ASHA: My work mostly involves going to people’s houses and conducting surveys. I also have to keep a check on people who are coming into the village from outside, quarantine them, make them aware about COVID-19, and ensure that they don’t have any issues related to food because these people are usually quarantined in a building outside the village.
I am also doing routine immunisation, which stopped for a month in the beginning of the pandemic. At that time, we were only immunising for emergency cases, but immunisations resumed around April or May 2020. Since then I have been juggling both pandemic and non-pandemic work.
I also have another set of tasks related to COVID-19 vaccination. I have to survey people who are above the age of 50 years and take their Aadhar Card information. This information will be used to administer vaccines to the elderly population.
Q: What has motivated you to come to work and carry out your activities during the pandemic?
ASHA: My family has been very supportive, and that is my biggest motivation. My husband encourages me to work harder every day. He also helps me with my work.
I am a patriot. If my country is going through something bad, something within tells me that despite the challenges, it is my duty to serve. This has also been a huge motivating factor.
One major letdown is the salary. It’s difficult to meet my monthly household expenses, and I hardly save anything. For COVID-19 work, I received only around Rs. 3,000-4000 in total, which is low for the kind of work I have done.
Q: Have you faced challenges in carrying out your work?
ASHA: One of the biggest challenges was that the area under me was huge so I had to walk for at least 3 kms every day to do my surveys. If I took public transport, I had to pay from my own pocket. There was no reimbursement.
This one time, I was going for survey work, and some men started passing comments at me. They were saying bad things about my work as a frontline worker and were also passing judgements on my character. It was late in the evening and I was really scared, so I reached out to the police for help. They were helpful and they handled this situation for me by talking to those men.
Another challenge is that this work is exhausting. I have had to work in the Primary Health Centre (PHC) till 9-10 PM. I have also done late-night surveys. I leave home at 8 AM, and so I get very tired by the end of the day.

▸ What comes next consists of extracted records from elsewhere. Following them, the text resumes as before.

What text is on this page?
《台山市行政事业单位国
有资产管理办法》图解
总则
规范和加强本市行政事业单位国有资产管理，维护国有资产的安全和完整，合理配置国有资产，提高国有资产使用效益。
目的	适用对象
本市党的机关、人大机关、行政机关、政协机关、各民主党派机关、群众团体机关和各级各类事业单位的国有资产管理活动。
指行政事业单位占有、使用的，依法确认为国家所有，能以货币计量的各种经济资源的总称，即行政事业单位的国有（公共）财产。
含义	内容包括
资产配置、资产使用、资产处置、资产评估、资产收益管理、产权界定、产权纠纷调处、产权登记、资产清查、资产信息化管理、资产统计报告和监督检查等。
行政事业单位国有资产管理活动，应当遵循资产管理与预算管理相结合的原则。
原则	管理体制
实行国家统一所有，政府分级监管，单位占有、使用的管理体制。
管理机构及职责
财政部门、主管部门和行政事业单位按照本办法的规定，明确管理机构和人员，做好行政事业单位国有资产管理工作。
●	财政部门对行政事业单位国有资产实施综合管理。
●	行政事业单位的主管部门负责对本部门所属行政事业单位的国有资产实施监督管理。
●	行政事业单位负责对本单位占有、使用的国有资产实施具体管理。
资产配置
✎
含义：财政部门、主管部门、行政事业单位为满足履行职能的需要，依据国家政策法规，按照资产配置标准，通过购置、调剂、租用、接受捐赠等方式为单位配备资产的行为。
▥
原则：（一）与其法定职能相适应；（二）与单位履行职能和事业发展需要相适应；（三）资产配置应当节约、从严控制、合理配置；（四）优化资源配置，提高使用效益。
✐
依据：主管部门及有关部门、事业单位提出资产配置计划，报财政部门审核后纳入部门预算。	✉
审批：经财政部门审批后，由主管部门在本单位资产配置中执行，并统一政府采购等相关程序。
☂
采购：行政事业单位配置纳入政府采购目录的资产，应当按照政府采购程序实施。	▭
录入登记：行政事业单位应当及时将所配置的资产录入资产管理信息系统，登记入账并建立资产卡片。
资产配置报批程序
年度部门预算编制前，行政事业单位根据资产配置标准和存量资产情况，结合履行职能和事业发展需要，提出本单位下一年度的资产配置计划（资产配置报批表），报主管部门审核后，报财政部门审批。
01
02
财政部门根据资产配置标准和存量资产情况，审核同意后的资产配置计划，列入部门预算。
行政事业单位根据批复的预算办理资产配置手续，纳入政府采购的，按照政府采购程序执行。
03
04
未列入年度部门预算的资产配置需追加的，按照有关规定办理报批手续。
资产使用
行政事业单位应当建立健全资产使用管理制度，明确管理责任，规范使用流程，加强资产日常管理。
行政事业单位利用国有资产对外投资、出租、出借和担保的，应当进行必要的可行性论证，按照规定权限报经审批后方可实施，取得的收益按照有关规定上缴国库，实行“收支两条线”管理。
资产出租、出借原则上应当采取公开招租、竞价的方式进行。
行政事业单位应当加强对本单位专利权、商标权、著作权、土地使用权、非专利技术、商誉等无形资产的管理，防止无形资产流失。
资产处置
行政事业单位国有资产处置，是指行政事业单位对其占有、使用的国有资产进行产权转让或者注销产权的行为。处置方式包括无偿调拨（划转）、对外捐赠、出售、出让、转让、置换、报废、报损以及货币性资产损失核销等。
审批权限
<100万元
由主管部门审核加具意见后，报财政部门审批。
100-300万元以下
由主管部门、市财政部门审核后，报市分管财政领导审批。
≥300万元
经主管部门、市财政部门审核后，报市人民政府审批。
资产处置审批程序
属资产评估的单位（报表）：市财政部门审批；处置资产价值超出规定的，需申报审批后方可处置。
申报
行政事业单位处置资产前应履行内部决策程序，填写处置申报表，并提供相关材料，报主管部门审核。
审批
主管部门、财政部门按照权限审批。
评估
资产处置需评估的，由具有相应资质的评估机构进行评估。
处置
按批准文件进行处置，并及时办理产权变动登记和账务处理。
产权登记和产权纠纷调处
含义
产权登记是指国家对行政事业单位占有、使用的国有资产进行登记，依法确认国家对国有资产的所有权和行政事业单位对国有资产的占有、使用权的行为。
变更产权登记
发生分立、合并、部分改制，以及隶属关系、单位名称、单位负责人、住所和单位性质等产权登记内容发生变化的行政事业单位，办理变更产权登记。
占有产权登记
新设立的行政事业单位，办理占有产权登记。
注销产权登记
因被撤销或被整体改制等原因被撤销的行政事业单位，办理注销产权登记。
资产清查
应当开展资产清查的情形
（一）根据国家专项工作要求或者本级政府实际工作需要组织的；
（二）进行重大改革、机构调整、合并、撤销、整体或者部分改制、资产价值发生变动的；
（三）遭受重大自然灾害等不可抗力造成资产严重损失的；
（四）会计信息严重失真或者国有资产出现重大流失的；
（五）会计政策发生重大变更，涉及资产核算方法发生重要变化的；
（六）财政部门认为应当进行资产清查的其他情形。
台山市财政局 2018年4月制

People are scared of the virus and of testing positive, so they are hesitant to even get checked. This is a huge challenge and risks the lives of many.
This interview was conducted as a part of a research study funded by the Azim Premji University under the COVID-19 Research Funding Programme 2020. The study delves into the experiences of frontline workers in Rajasthan and Himachal Pradesh during the COVID-19 pandemic.
It was conducted with an ASHA in Kangra, Himachal Pradesh on 12 January 2021 in Hindi, and has been translated.